FREEDOM OR DEATH ON A DECISION
The value of decisions depends upon the courage required to render them. The great decisions, which served as the foundation of civilization, were reached by assuming great risks, which often meant the possibility of death.
Lincoln’s decision to issue his famous Emancipation Proclamation, which gave freedom to the colored people of America, was rendered with full understanding that his act would turn thousands of friends and political supporters against him. He knew, too, that the carrying out of that proclamation would mean death to thousands of men on the battlefield. In the end, it cost Lincoln his life. That required courage.
Socrates’ decision to drink the cup of poison, rather than compromise in his personal belief, was a decision of courage. It turned Time ahead a thousand years, and gave to people yet to be born the right to freedom of thought and of speech.
The decision of U.S. (Southern) Civil War General Robert E. Lee, when he came to the decision of parting with the Union to take up the cause of the South, was a decision of courage, for he well knew that it might cost him his own life, and that it would surely cost the lives of others.

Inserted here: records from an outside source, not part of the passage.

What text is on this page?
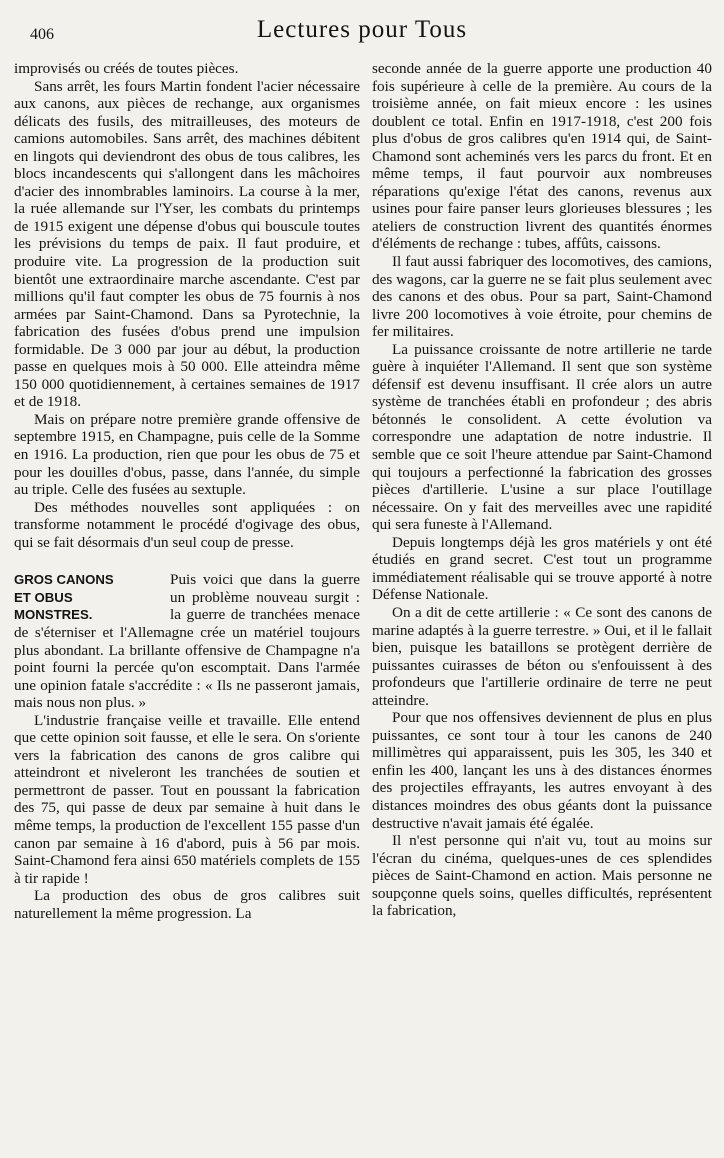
406	Lectures pour Tous

improvisés ou créés de toutes pièces.

Sans arrêt, les fours Martin fondent l'acier nécessaire aux canons, aux pièces de rechange, aux organismes délicats des fusils, des mitrailleuses, des moteurs de camions automobiles. Sans arrêt, des machines débitent en lingots qui deviendront des obus de tous calibres, les blocs incandescents qui s'allongent dans les mâchoires d'acier des innombrables laminoirs. La course à la mer, la ruée allemande sur l'Yser, les combats du printemps de 1915 exigent une dépense d'obus qui bouscule toutes les prévisions du temps de paix. Il faut produire, et produire vite. La progression de la production suit bientôt une extraordinaire marche ascendante. C'est par millions qu'il faut compter les obus de 75 fournis à nos armées par Saint-Chamond. Dans sa Pyrotechnie, la fabrication des fusées d'obus prend une impulsion formidable. De 3 000 par jour au début, la production passe en quelques mois à 50 000. Elle atteindra même 150 000 quotidiennement, à certaines semaines de 1917 et de 1918.

Mais on prépare notre première grande offensive de septembre 1915, en Champagne, puis celle de la Somme en 1916. La production, rien que pour les obus de 75 et pour les douilles d'obus, passe, dans l'année, du simple au triple. Celle des fusées au sextuple.

Des méthodes nouvelles sont appliquées : on transforme notamment le procédé d'ogivage des obus, qui se fait désormais d'un seul coup de presse.

GROS CANONS
ET OBUS
MONSTRES.

Puis voici que dans la guerre un problème nouveau surgit : la guerre de tranchées menace de s'éterniser et l'Allemagne crée un matériel toujours plus abondant. La brillante offensive de Champagne n'a point fourni la percée qu'on escomptait. Dans l'armée une opinion fatale s'accrédite : « Ils ne passeront jamais, mais nous non plus. »

L'industrie française veille et travaille. Elle entend que cette opinion soit fausse, et elle le sera. On s'oriente vers la fabrication des canons de gros calibre qui atteindront et niveleront les tranchées de soutien et permettront de passer. Tout en poussant la fabrication des 75, qui passe de deux par semaine à huit dans le même temps, la production de l'excellent 155 passe d'un canon par semaine à 16 d'abord, puis à 56 par mois. Saint-Chamond fera ainsi 650 matériels complets de 155 à tir rapide !

La production des obus de gros calibres suit naturellement la même progression. La

seconde année de la guerre apporte une production 40 fois supérieure à celle de la première. Au cours de la troisième année, on fait mieux encore : les usines doublent ce total. Enfin en 1917-1918, c'est 200 fois plus d'obus de gros calibres qu'en 1914 qui, de Saint-Chamond sont acheminés vers les parcs du front. Et en même temps, il faut pourvoir aux nombreuses réparations qu'exige l'état des canons, revenus aux usines pour faire panser leurs glorieuses blessures ; les ateliers de construction livrent des quantités énormes d'éléments de rechange : tubes, affûts, caissons.

Il faut aussi fabriquer des locomotives, des camions, des wagons, car la guerre ne se fait plus seulement avec des canons et des obus. Pour sa part, Saint-Chamond livre 200 locomotives à voie étroite, pour chemins de fer militaires.

La puissance croissante de notre artillerie ne tarde guère à inquiéter l'Allemand. Il sent que son système défensif est devenu insuffisant. Il crée alors un autre système de tranchées établi en profondeur ; des abris bétonnés le consolident. A cette évolution va correspondre une adaptation de notre industrie. Il semble que ce soit l'heure attendue par Saint-Chamond qui toujours a perfectionné la fabrication des grosses pièces d'artillerie. L'usine a sur place l'outillage nécessaire. On y fait des merveilles avec une rapidité qui sera funeste à l'Allemand.

Depuis longtemps déjà les gros matériels y ont été étudiés en grand secret. C'est tout un programme immédiatement réalisable qui se trouve apporté à notre Défense Nationale.

On a dit de cette artillerie : « Ce sont des canons de marine adaptés à la guerre terrestre. » Oui, et il le fallait bien, puisque les bataillons se protègent derrière de puissantes cuirasses de béton ou s'enfouissent à des profondeurs que l'artillerie ordinaire de terre ne peut atteindre.

Pour que nos offensives deviennent de plus en plus puissantes, ce sont tour à tour les canons de 240 millimètres qui apparaissent, puis les 305, les 340 et enfin les 400, lançant les uns à des distances énormes des projectiles effrayants, les autres envoyant à des distances moindres des obus géants dont la puissance destructive n'avait jamais été égalée.

Il n'est personne qui n'ait vu, tout au moins sur l'écran du cinéma, quelques-unes de ces splendides pièces de Saint-Chamond en action. Mais personne ne soupçonne quels soins, quelles difficultés, représentent la fabrication,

The Greatest Decision Of All Time
But, the greatest decision of all time, as far as any American citizen is concerned, was reached in Philadelphia, July 4, 1776, when fifty-six men signed their names to a document, which they well knew would bring freedom to all Americans, or leave every one of the fifty-six hanging from a gallows!
You have heard of this famous document, but you may not have drawn from it the great lesson in personal achievement it taught so plainly.
We all remember the date of this momentous decision, but few of us realize what courage that decision required. We remember our history, as it was taught; we remember dates, and the names of the men who fought; we remember Valley Forge, and Yorktown; we remember George Washington, and Lord Cornwallis. But we know little of the real forces behind these names, dates, and places. We know still less of that intangible power, which insured us freedom long before Washington’s armies reached Yorktown.
Courage In Action
These are monumental decisions that Hill talks about here, but every decision requires a level of courage and faith—and the bolder the decision, the more courage it requires. For you it may only be the courage to do what you know needs to be done despite the cynics, but that is courage that is required for your own forward movement nonetheless.